Have anyone checked out the implicit caching for gemini api, caches hits are inconsistent for me

I’m experiencing inconsistent cache hits when sending requests with the same prefix. I would like to understand:

  1. What is the TTL (Time To Live) for the Gemini API cache? Providing at least an approximate timeframe would be helpful for planning purposes.
  2. In my production environment, I’m using Gemini API through the native client (without Vertex AI) to handle thousands of requests per second minimum. Even when sending requests with identical prefixes, I’m noticing cache misses. Is there a specific way to reference the cache or chat session to improve hit rates?
  3. Currently, I’m including a timestamp in the system prompt for each API call. Will this timestamp cause cache misses since it changes with every request?

@Kiran_Sai_Ramineni

Hi @M.S.Darshan_Kirthic,

The TTL of context depends upon the time you have defined to a ttl argument in the CreateCachedContentConfig. If not set, the TTL defaults to 1 hour.

If you are using explicit context caching make sure substantial initial context is referenced for shorter requests.

Could you please let us know, if you are using the same or different time stamp in the system prompt. Thank You.

hi @Kiran_Sai_Ramineni
I am talking about implicit caching not explicit caching

  • so we cannot define TTL of the cache that were natively created by google.
  • the time stamps will be different for each of the calls made because it will have seconds included in it.
  • I could observe that caches are missed after removing the timestamp from the system prompt.

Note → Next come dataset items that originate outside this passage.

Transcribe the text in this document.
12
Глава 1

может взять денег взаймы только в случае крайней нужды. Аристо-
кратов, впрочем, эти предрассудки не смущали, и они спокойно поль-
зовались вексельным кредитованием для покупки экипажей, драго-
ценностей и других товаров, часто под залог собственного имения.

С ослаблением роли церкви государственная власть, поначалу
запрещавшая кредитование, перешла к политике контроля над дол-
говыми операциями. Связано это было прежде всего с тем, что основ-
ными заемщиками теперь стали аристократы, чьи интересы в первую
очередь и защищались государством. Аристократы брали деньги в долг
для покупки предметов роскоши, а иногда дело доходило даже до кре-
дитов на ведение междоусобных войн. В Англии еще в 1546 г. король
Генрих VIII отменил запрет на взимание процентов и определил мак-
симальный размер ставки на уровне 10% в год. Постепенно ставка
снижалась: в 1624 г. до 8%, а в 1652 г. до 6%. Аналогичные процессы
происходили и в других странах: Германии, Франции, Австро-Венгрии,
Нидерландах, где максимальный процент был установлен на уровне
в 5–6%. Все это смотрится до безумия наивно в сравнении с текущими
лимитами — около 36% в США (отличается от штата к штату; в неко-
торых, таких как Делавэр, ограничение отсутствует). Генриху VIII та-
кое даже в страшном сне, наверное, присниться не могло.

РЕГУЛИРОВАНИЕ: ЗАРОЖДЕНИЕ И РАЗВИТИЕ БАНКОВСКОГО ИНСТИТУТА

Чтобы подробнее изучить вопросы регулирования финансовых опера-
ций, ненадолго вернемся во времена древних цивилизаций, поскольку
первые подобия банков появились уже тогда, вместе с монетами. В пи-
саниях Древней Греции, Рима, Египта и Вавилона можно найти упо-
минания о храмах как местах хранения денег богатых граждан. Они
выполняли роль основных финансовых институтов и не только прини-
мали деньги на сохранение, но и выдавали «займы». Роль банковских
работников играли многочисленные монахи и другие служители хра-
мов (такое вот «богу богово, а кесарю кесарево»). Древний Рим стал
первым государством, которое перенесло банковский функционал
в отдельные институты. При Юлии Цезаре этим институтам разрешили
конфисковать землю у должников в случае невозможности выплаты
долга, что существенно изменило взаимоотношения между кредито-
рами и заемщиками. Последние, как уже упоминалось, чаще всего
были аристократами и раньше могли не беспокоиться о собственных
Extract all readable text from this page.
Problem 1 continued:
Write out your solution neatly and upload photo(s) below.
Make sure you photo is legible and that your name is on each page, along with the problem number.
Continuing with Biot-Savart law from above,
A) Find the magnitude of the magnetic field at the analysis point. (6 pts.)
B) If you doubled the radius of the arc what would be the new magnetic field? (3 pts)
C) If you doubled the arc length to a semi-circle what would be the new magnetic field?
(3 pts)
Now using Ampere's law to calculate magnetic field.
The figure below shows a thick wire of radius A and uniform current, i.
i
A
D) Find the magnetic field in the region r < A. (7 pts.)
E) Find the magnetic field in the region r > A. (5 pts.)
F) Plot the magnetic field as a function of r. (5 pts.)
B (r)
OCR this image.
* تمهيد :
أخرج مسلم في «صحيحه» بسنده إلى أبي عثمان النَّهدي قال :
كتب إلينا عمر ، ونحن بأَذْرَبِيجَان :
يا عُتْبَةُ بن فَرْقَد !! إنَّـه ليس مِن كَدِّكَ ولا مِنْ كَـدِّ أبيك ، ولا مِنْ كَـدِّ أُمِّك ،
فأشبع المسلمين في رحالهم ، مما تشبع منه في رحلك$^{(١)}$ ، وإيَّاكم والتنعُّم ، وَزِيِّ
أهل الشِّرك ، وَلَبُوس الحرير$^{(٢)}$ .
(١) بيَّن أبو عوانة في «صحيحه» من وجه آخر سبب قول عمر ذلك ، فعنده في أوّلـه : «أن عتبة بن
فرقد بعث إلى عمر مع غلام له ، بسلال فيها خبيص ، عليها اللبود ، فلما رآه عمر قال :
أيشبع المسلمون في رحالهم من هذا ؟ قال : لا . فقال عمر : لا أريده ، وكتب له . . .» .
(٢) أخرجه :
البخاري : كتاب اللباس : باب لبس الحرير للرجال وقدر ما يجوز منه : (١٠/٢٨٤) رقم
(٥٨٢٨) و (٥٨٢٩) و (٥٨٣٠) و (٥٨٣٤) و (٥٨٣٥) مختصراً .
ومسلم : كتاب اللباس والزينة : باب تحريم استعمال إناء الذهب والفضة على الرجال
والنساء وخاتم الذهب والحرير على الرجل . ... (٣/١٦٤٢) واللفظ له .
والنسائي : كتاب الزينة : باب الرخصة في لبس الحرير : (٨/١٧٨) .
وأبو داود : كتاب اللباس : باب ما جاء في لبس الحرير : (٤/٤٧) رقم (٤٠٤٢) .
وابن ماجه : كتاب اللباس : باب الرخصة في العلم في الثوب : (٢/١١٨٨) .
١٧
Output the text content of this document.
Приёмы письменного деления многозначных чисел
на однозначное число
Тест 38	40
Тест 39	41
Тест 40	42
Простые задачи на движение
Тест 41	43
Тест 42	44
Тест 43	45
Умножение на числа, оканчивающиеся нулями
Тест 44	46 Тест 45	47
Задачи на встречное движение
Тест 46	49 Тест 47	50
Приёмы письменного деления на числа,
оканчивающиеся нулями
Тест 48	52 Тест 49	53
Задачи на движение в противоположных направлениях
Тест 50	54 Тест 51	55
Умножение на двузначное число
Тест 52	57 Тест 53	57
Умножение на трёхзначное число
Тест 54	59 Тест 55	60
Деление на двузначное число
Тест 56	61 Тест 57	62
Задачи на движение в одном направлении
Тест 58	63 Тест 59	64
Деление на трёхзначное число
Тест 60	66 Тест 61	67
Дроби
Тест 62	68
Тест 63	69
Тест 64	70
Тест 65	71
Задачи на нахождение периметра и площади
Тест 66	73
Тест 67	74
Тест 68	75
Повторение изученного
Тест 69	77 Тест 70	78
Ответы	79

-------- Log for token count: 1470 attempt: 1 times: 10------------------------

Is cached: False

INPUT TOKENS: 1482

CACHED TOKENS: None

Thought tokens: 100

Total tokens: 1582

-------- Log for token count: 5147 attempt: 2 times: 25------------------------

Is cached: False

INPUT TOKENS: 5159

CACHED TOKENS: None

Thought tokens: 54

Total tokens: 5214

-------- Log for token count: 12499 attempt: 3 times: 50------------------------

Is cached: True

INPUT TOKENS: 12511

CACHED TOKENS: 5136

Thought tokens: 100

Total tokens: 12611

-------- Log for token count: 27201 attempt: 4 times: 100------------------------

Is cached: True

INPUT TOKENS: 27213

CACHED TOKENS: 1028

Thought tokens: 100

Total tokens: 27313

-------- Log for token count: 56603 attempt: 5 times: 200------------------------

Is cached: True

INPUT TOKENS: 56615

CACHED TOKENS: 26776

Thought tokens: 100

Total tokens: 56715

-------- Log for token count: 93355 attempt: 6 times: 250------------------------

Is cached: False

INPUT TOKENS: 93367

CACHED TOKENS: None

Thought tokens: 100

Total tokens: 93467

-------- Log for token count: 144807 attempt: 7 times: 350------------------------

Is cached: True

INPUT TOKENS: 144819

CACHED TOKENS: 90678

Thought tokens: 95

Total tokens: 144915

-------- Log for token count: 218309 attempt: 8 times: 500------------------------

Is cached: False

INPUT TOKENS: 218321

CACHED TOKENS: None

Thought tokens: 73

Total tokens: 218395

-------- Log for token count: 306511 attempt: 9 times: 600------------------------

Is cached: True

INPUT TOKENS: 306523

CACHED TOKENS: 214381

Thought tokens: 100

Total tokens: 306623

-------- Log for token count: 424113 attempt: 10 times: 800------------------------

Is cached: False

INPUT TOKENS: 424125

CACHED TOKENS: None

Thought tokens: 54

Total tokens: 424180

-------- Log for token count: 571115 attempt: 11 times: 1000------------------------

Is cached: True

INPUT TOKENS: 571127

CACHED TOKENS: 420566

Thought tokens: 100

Total tokens: 571227

-------- Log for token count: 791617 attempt: 12 times: 1500------------------------

Is cached: False

INPUT TOKENS: 791629

CACHED TOKENS: None

Thought tokens: 100

Total tokens: 791729

Token limit exceeded

Token count: 1085619

Cache hits: 6

Cache misses: 6

END OF LOG

script used to generate the log

I’m getting similar results => https://x.com/maxhedge/status/1921219724207112222

The caching has improved a lot comparing the the log which i took on last saturday, not sure why the cache are missed in the subsequent request after a successful cache hit.